The following year, the UK was ranked 28th among 31 advanced OECD countries for business investment.

Research shows that corporate tax cuts implemented by successive Conservative governments have had little impact on business investment and economic growth, and the free market conservatives who have self-financed such tax cuts have shown little impact. It undermines the party’s claims.

A study by the Social Markets Foundation found that corporate tax cuts cost the public coffers a net cost of around £73bn between 2010 and 2018. In just one year, the increase in business investment outweighed the costs.

Business investment has leveled off in recent years amid concerns over Brexit, Covid and a difficult economic outlook. Official figures show investment levels remain 5.7% below pre-pandemic levels, but economists warn that rising energy costs and very high inflation will hold back spending.

Governments around the world pledged last year to end the race to the bottom of the corporate tax, depriving state coffers of revenue to fund vital public services and benefiting helpless multinational corporations. Nearly 140 countries, including the UK, have agreed to set a minimum tax rate of 15%.

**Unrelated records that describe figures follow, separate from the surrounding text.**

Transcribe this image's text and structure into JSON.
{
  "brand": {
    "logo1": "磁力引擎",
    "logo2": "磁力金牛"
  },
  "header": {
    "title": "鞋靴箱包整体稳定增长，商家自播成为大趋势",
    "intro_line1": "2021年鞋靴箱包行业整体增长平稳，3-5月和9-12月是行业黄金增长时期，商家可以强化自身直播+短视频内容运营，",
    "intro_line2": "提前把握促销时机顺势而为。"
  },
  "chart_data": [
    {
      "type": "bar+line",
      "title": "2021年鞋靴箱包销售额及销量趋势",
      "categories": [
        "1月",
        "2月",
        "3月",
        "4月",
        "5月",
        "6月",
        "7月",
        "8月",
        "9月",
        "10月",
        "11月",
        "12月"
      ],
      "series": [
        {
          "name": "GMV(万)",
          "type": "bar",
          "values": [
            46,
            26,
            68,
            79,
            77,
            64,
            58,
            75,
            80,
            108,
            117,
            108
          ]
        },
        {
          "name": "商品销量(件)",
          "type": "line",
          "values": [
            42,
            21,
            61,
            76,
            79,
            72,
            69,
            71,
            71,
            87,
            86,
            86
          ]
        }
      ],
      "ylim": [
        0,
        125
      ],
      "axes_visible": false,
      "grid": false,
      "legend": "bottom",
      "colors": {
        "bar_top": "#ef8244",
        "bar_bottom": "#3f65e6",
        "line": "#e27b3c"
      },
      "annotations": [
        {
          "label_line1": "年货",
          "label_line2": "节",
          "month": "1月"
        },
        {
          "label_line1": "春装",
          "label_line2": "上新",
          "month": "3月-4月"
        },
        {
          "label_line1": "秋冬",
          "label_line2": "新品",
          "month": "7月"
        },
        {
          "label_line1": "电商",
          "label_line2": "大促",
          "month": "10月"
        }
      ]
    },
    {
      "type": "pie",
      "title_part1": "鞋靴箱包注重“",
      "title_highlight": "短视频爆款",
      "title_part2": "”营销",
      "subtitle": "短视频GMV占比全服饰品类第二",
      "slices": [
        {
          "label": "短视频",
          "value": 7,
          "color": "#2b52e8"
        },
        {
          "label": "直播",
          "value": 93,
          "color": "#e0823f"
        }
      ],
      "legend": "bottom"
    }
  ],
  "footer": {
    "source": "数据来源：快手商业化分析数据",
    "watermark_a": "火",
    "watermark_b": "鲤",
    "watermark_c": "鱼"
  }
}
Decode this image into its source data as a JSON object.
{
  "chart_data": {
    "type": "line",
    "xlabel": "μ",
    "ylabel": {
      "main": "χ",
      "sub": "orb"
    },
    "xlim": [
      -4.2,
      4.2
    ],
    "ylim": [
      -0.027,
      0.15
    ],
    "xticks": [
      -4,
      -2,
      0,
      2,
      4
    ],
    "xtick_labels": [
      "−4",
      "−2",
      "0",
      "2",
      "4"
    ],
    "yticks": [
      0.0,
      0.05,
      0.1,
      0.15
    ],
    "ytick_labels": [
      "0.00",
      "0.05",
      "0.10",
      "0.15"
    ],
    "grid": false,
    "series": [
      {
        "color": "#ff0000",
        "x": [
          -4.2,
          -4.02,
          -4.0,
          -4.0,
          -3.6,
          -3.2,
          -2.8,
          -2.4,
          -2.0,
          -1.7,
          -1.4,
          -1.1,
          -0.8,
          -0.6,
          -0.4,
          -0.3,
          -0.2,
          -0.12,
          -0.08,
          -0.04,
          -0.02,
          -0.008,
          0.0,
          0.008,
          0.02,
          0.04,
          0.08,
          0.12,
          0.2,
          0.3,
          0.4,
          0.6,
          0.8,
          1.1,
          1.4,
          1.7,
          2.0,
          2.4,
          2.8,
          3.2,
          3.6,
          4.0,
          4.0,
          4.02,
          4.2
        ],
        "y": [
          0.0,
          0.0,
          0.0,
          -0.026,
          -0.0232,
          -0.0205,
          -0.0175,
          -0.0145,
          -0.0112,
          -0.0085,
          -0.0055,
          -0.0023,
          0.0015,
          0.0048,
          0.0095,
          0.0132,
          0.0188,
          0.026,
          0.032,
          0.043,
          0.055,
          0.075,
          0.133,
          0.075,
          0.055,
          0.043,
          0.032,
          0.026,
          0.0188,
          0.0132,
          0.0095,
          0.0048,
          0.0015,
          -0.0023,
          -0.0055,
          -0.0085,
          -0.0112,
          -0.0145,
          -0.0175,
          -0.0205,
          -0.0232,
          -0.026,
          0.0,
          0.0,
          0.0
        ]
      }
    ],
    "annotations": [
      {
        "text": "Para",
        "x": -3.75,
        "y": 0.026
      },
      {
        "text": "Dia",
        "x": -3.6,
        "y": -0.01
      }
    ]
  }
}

The IPPR report will raise new questions over Kwarteng’s desire to scrap plans to raise corporate taxes to 25% starting in April, pushed by former prime minister Rishi Sunak.

The left-wing think tank has urged the government to consider alternative ways to boost investment and economic growth, saying targeted tax cuts for businesses and a commitment to an industrial strategy would have a greater impact.

George Dibb, director of IPPR’s Center for Economic Justice, said: Tax cuts are not a silver bullet to boost investment and growth. ”

Reducing the overall corporate tax rate is not seen as a priority for many business leaders.

“If the government is serious about increasing investment, it will listen to companies that want serious economic strategies to support growth, foster innovation and improve low productivity. Instead, we believe we can deregulate the previously unsuccessful tax cuts and path to growth,” Dibb added.